И наконец, к чему спешить? Времени хоть отбавляй. Впервые за много лет выпал вечер, который он мог провести один. Все, что его окружало, принадлежало сейчас ему. И только здесь он мог побыть в тишине, вдали от всех неприятностей, ожидавших его в городе, на том берегу. Там, за рекой, в свете сотен тысяч лампочек шла жизнь, вялая и непростительно земная. Прислонившись к стройным опорам вышки, он думал о том, как сам стал участником хлопот, связанных с собственной смертью. Даже и сейчас, уже немного успокоившись после телефонного разговора, он полагал, что его стремление приукрасить извещение о смерти не было такой уж глупостью. Если тебе представляется случай участвовать в составлении некролога о самом себе, то просто смешно проявлять скромность и объективность. Все прочие покойники находятся в несравненно худшем положении. Естественно поэтому воспользоваться своей удачей. Впрочем, это жалкое подобие барокко: два-три украшения и все. Суть нимало не изменилась. Правда, задумайся он над тем, в чем заключается эта самая суть, ему пришлось, бы изрядно попотеть над мало-мальски вразумительных ответом. Он чувствовал только, что во всем этом сплетении мрака, света, звуков, тишины, предметов и никогда не покидавшего его ощущения собственной никчемности, должна существовать какая-то затаенная, скрытая ясность. Какое-то слово, удивительно простое и в то же время необычайно емкое, способное все осмыслить и в нем, и вокруг него. Некогда, в какую-то минуту своей жизни, мнилось ему, он знал это слово, которое, наподобие вулканического острова посреди океана, неожиданно вынырнуло, едва заметное, и тотчас исчезло в огромном неисследованном пространстве. Сегодня через много лет вновь всплыло воспоминание об этом слове. И не имело значения, что он не умеет и, быть может, никогда не сумеет произнести его. Ему было достаточно сознавать, что оно все же существует где-то под серой, тошнотворной пучиной его повседневности.

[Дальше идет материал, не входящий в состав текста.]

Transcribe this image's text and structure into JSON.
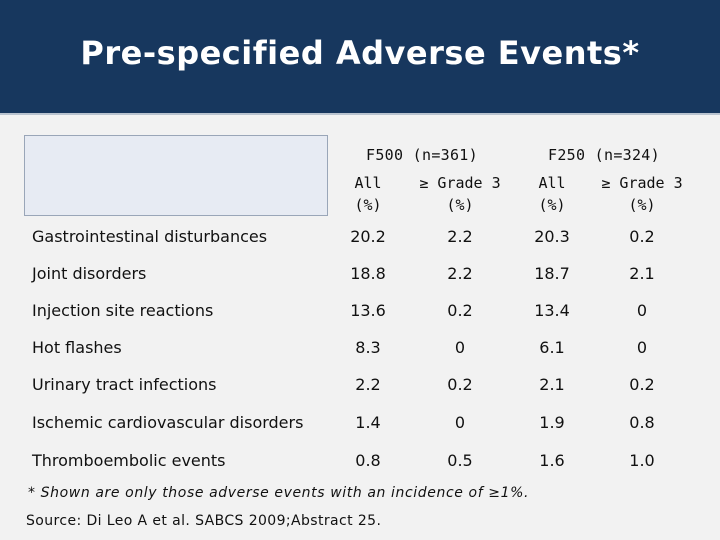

Не зная, куда себя деть, чтоб хоть как-то убить время, он встал и начал внимательно осматривать берег. Вдруг взгляд его упал на вышку. Он вспомнил, как вчера утром наблюдал прыжки молодых людей. Их полет напоминал стремительные виражи ласточек перед непогодой. От чего же они отталкивались? Сейчас это легко проверить: на пустом пляже все принадлежало ему. И что самое важное, не надо стыдиться своей неловкости. Он был один и свободен. Для всех других он — мертв, существовал он только здесь, на берегу, для себя.